Kansas, in passing the act in question, apparently took it almost verbatim from a similar Pennsylvania statute, 18 P.S. § 4897. The wording of the two acts is almost identical. The Superior Court of Pennsylvania in a well reasoned opinion declared the Pennsylvania act unconstitutional. It held that the Pennsylvania act was not regulatory but prohibitory. It held that prohibiting engagement in a lawful business was an abuse of the police power.3 We are in full accord with the reasoning and philosophy of the Pennsylvania court.

Debt adjustment by its very nature may lend itself to great abuses and because of this the state has power to regulate it to the end that its citizens may not be overreached by unscrupulous persons. No doubt, the state can, by proper regulations, set up standards and qualifications, and even limit the business to certain classes of qualified persons. But such regulations must be founded on reason. Whatever the state does must bear a reasonable relation to what the state seeks to do — protect those in financial distress from exploitation by unscrupulous and dishonest operators.

A careful analysis of the act fails to show anything that can be denominated regulatory. After defining debt adjustment, the act states that anyone who “engages in the business of debt adjustment shall be guilty * * * ” of an offense and punished as defined in the act.

The only exception is that the “act shall not apply to those situations involving debt adjusting as herein defined in*203curred incidentally in the lawful practice of law in this state.” This, in our opinion, is not a regulation, or if it is, it is an unreasonable regulation.

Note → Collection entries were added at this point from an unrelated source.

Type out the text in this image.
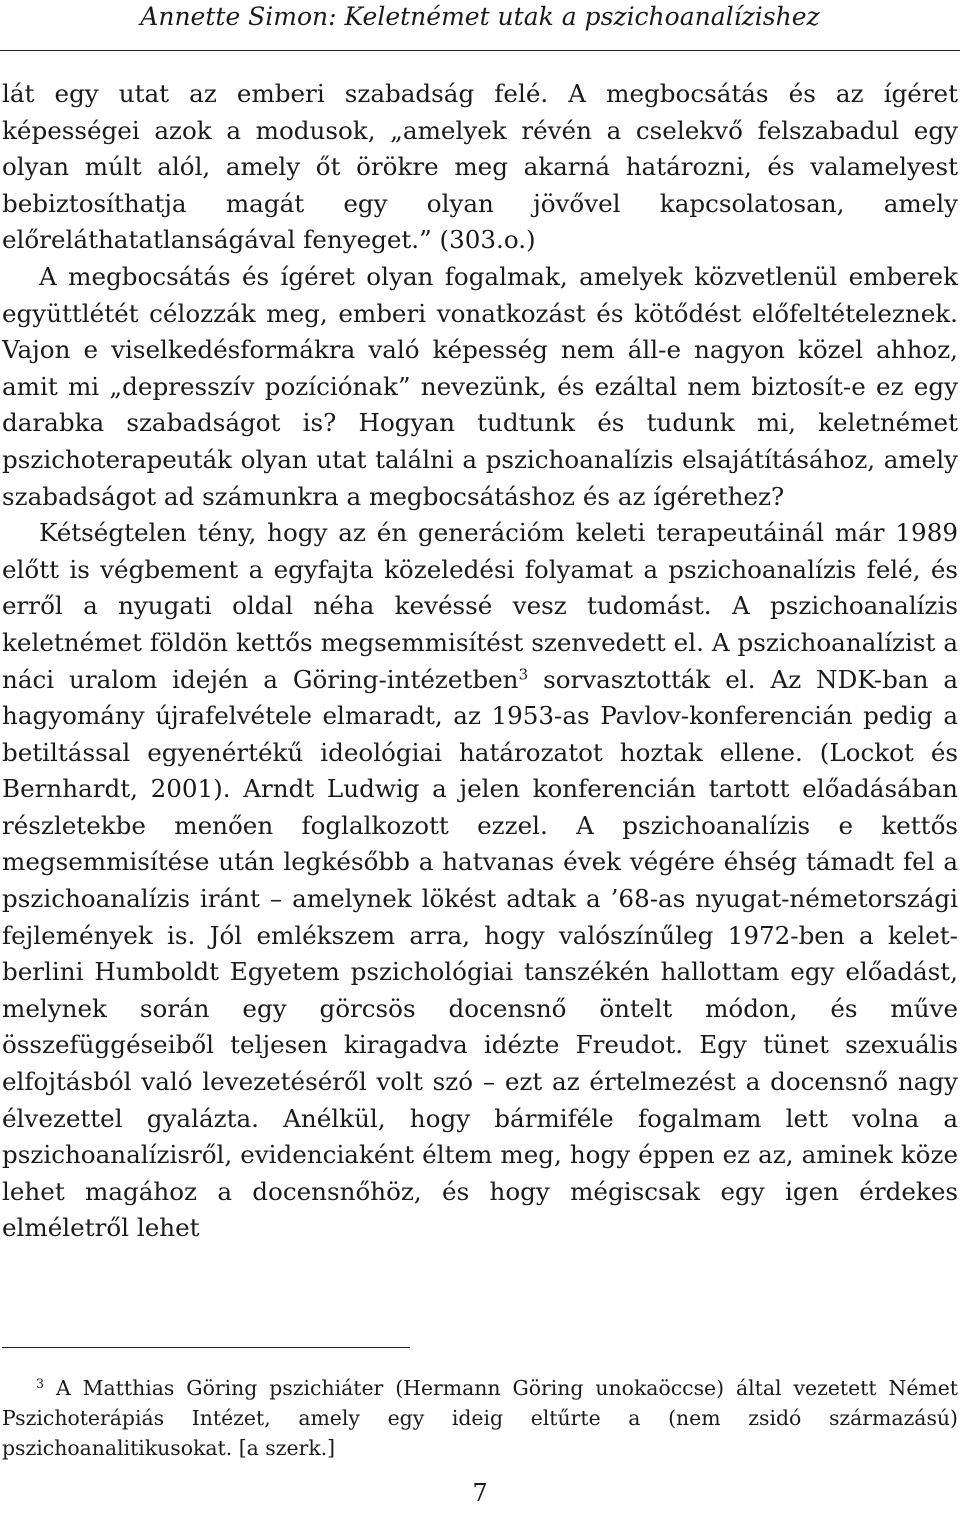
Annette Simon: Keletnémet utak a pszichoanalízishez

lát egy utat az emberi szabadság felé. A megbocsátás és az ígéret képességei azok a modusok, „amelyek révén a cselekvő felszabadul egy olyan múlt alól, amely őt örökre meg akarná határozni, és valamelyest bebiztosíthatja magát egy olyan jövővel kapcsolatosan, amely előreláthatatlanságával fenyeget.” (303.o.)

A megbocsátás és ígéret olyan fogalmak, amelyek közvetlenül emberek együttlétét célozzák meg, emberi vonatkozást és kötődést előfeltételeznek. Vajon e viselkedésformákra való képesség nem áll-e nagyon közel ahhoz, amit mi „depresszív pozíciónak” nevezünk, és ezáltal nem biztosít-e ez egy darabka szabadságot is? Hogyan tudtunk és tudunk mi, keletnémet pszichoterapeuták olyan utat találni a pszichoanalízis elsajátításához, amely szabadságot ad számunkra a megbocsátáshoz és az ígérethez?

Kétségtelen tény, hogy az én generációm keleti terapeutáinál már 1989 előtt is végbement a egyfajta közeledési folyamat a pszichoanalízis felé, és erről a nyugati oldal néha kevéssé vesz tudomást. A pszichoanalízis keletnémet földön kettős megsemmisítést szenvedett el. A pszichoanalízist a náci uralom idején a Göring-intézetben$^3$ sorvasztották el. Az NDK-ban a hagyomány újrafelvétele elmaradt, az 1953-as Pavlov-konferencián pedig a betiltással egyenértékű ideológiai határozatot hoztak ellene. (Lockot és Bernhardt, 2001). Arndt Ludwig a jelen konferencián tartott előadásában részletekbe menően foglalkozott ezzel. A pszichoanalízis e kettős megsemmisítése után legkésőbb a hatvanas évek végére éhség támadt fel a pszichoanalízis iránt – amelynek lökést adtak a ’68-as nyugat-németországi fejlemények is. Jól emlékszem arra, hogy valószínűleg 1972-ben a kelet-berlini Humboldt Egyetem pszichológiai tanszékén hallottam egy előadást, melynek során egy görcsös docensnő öntelt módon, és műve összefüggéseiből teljesen kiragadva idézte Freudot. Egy tünet szexuális elfojtásból való levezetéséről volt szó – ezt az értelmezést a docensnő nagy élvezettel gyalázta. Anélkül, hogy bármiféle fogalmam lett volna a pszichoanalízisről, evidenciaként éltem meg, hogy éppen ez az, aminek köze lehet magához a docensnőhöz, és hogy mégiscsak egy igen érdekes elméletről lehet

$^3$ A Matthias Göring pszichiáter (Hermann Göring unokaöccse) által vezetett Német Pszichoterápiás Intézet, amely egy ideig eltűrte a (nem zsidó származású) pszichoanalitikusokat. [a szerk.]
7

To say that a lawyer may adjust debts only as an incident to a case which is otherwise before him, is most unreasonable. If a lawyer, engaged in the regular practice of the law, concluded there was a greater field for him in devoting all his time to debt adjustment, rather than to the general practice of law, he could not discontinue his general practice and devote his full time to debt adjustment. He could not do so because he can adjust debts only as an incident to his general law practice. We conclude, first, that the act is prohibitory and not regulatory; and that it prohibits anyone from engaging in the business of debt adjustment. But even if the exception is considered as regulatory, it is an unreasonable regulation of a lawful business. We know of no statute aside from the Pennsylvania statute which has gone that far.

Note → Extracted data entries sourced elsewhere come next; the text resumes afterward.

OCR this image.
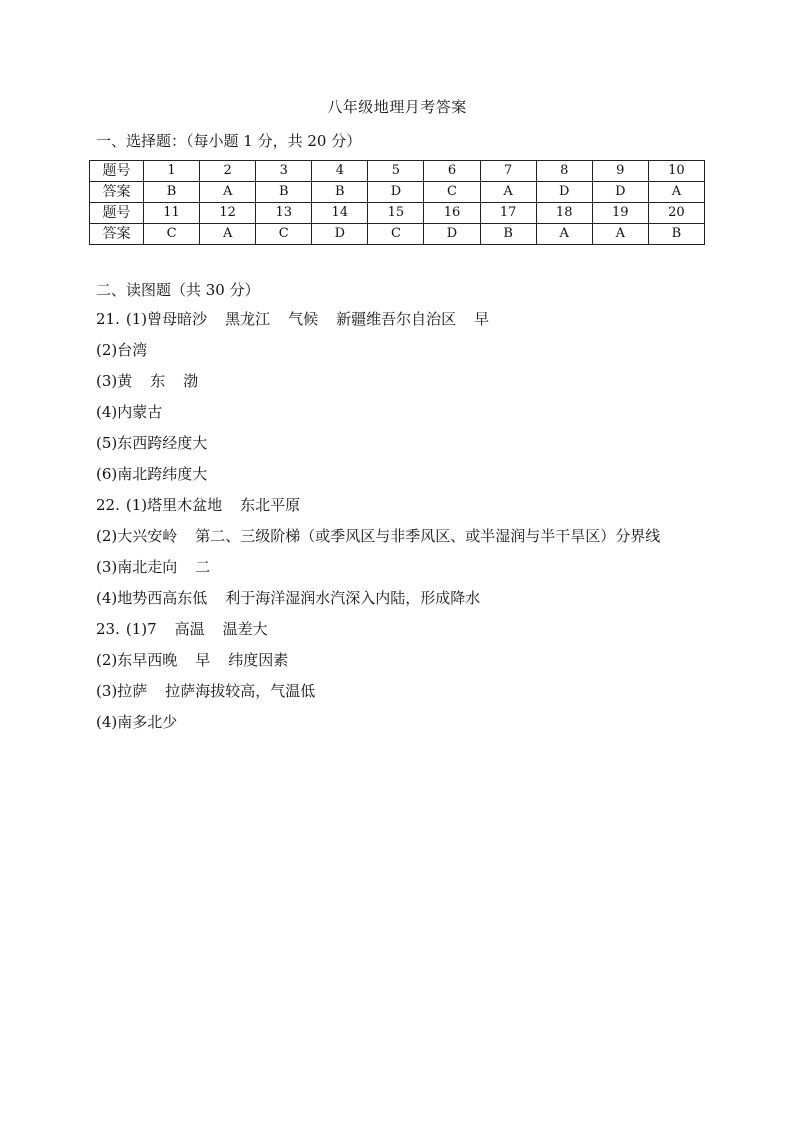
八年级地理月考答案
一、选择题：（每小题 1 分，共 20 分）
题号	1	2	3	4	5	6	7	8	9	10
答案	B	A	B	B	D	C	A	D	D	A
题号	11	12	13	14	15	16	17	18	19	20
答案	C	A	C	D	C	D	B	A	A	B
二、读图题（共 30 分）
21. (1)曾母暗沙 黑龙江 气候 新疆维吾尔自治区 早
(2)台湾
(3)黄 东 渤
(4)内蒙古
(5)东西跨经度大
(6)南北跨纬度大
22. (1)塔里木盆地 东北平原
(2)大兴安岭 第二、三级阶梯（或季风区与非季风区、或半湿润与半干旱区）分界线
(3)南北走向 二
(4)地势西高东低 利于海洋湿润水汽深入内陆，形成降水
23. (1)7 高温 温差大
(2)东早西晚 早 纬度因素
(3)拉萨 拉萨海拔较高，气温低
(4)南多北少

Our attention is called to the ease of American Budget Corp. v. Furman, 67 N.J.Super. 134, 170 A.2d 63, in which the New Jersey Superior Court reached a conclusion contrary to that of the Pennsylvania Court and held a somewhat similar act constitutional. No useful purpose would be served by a detailed analysis of the Furman case. It is sufficient to say that it differed in many particulars from the Pennsylvania case and from the act we have before us here. We adopt the reasoning of the Pennsylvania case, Commonwealth v. Stone, supra.

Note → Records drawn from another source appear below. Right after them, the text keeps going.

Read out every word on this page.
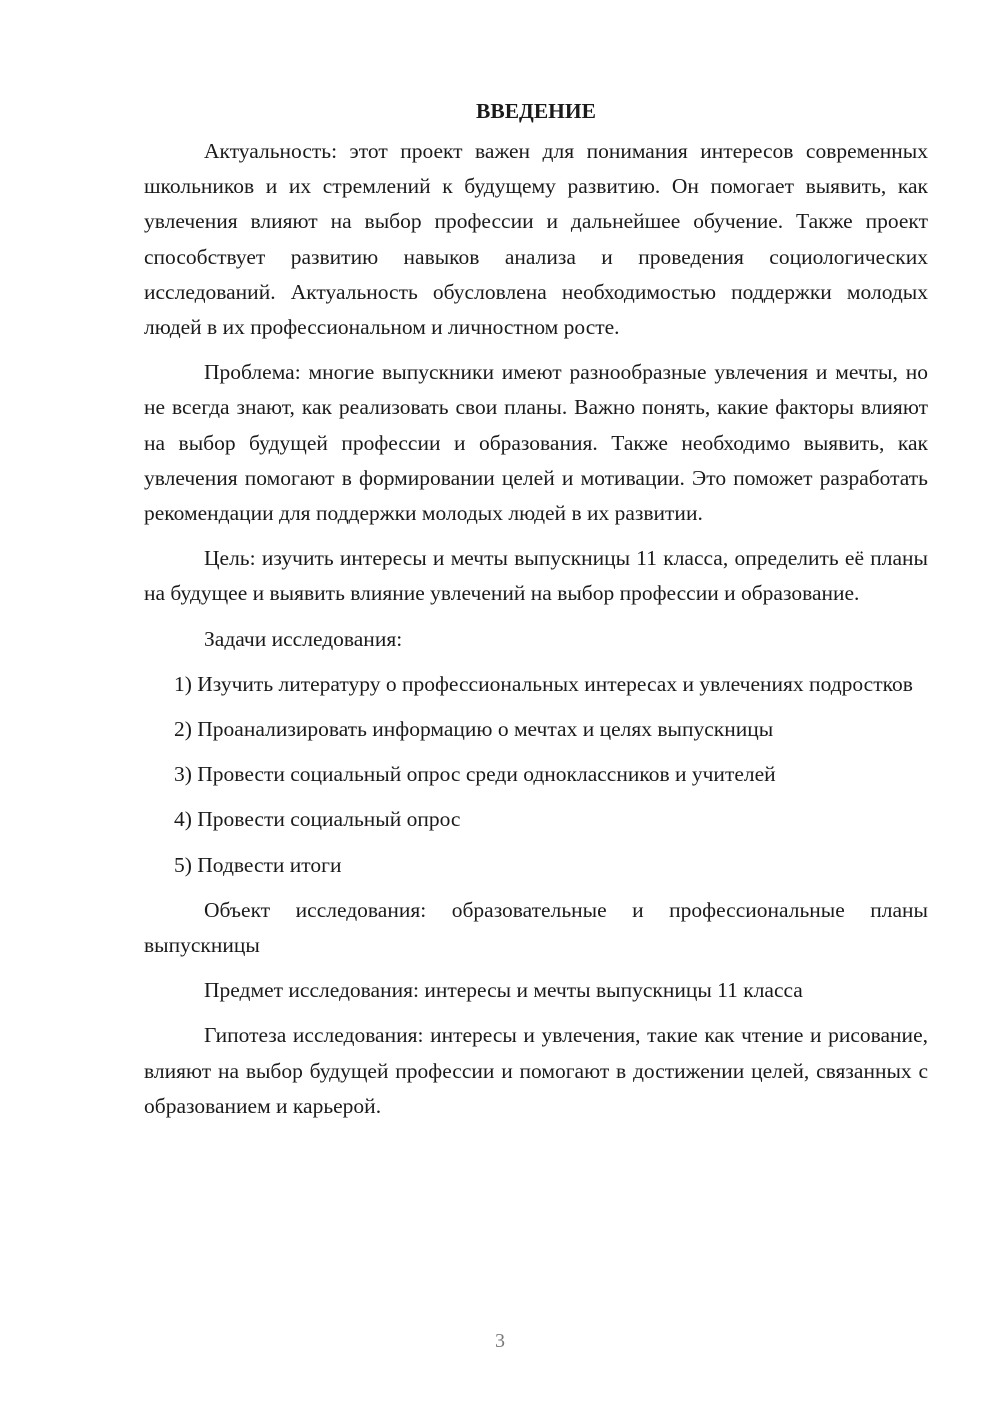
ВВЕДЕНИЕ

Актуальность: этот проект важен для понимания интересов современных школьников и их стремлений к будущему развитию. Он помогает выявить, как увлечения влияют на выбор профессии и дальнейшее обучение. Также проект способствует развитию навыков анализа и проведения социологических исследований. Актуальность обусловлена необходимостью поддержки молодых людей в их профессиональном и личностном росте.

Проблема: многие выпускники имеют разнообразные увлечения и мечты, но не всегда знают, как реализовать свои планы. Важно понять, какие факторы влияют на выбор будущей профессии и образования. Также необходимо выявить, как увлечения помогают в формировании целей и мотивации. Это поможет разработать рекомендации для поддержки молодых людей в их развитии.

Цель: изучить интересы и мечты выпускницы 11 класса, определить её планы на будущее и выявить влияние увлечений на выбор профессии и образование.

Задачи исследования:

1) Изучить литературу о профессиональных интересах и увлечениях подростков

2) Проанализировать информацию о мечтах и целях выпускницы

3) Провести социальный опрос среди одноклассников и учителей

4) Провести социальный опрос

5) Подвести итоги

Объект исследования: образовательные и профессиональные планы выпускницы

Предмет исследования: интересы и мечты выпускницы 11 класса

Гипотеза исследования: интересы и увлечения, такие как чтение и рисование, влияют на выбор будущей профессии и помогают в достижении целей, связанных с образованием и карьерой.

3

Our attention has also been called to the case of Williamson v. Lee Optical Company, 348 U.S. 483, 75 S.Ct. 461, 99 L.Ed. 563, in which the Supreme Court held constitutional a rather drastic act by the Oklahoma legislature (59 Okl.St. Ann. §§ 941-947) regulating the business of fitting and selling glasses as a valid exercise of the police power. But that act did not outlaw the business of fitting lenses to a face or duplicating or replacing, into frames, lenses or other optical appliances. The attack on the statute was that it was unlawfully discriminatory in its provisions as to who could engage in such business or the conditions under which the business could be carried on. Under the Kansas statute, no one can engage in debt adjustment as a business. Debt adjustment, though recognized as a lawful business, is declared unlawful.

Judgment will be entered denying the motion of the defendant, Attorney General, to be dismissed from the case. A further judgment will be entered permanently enjoining the enforcement of the act against plaintiff,

. Gilbert v. Mathews, Co. Attorney, and John Anderson, Atty. Gen., 186 Kan. 672, 352 P.2d 58.

. Gilbert v. Mathews, Co. Attorney, and John Anderson, Atty. Gen., supra.

. See Commonwealth v. Stone, 191 Pa. Super. 117, 155 A.2d 453.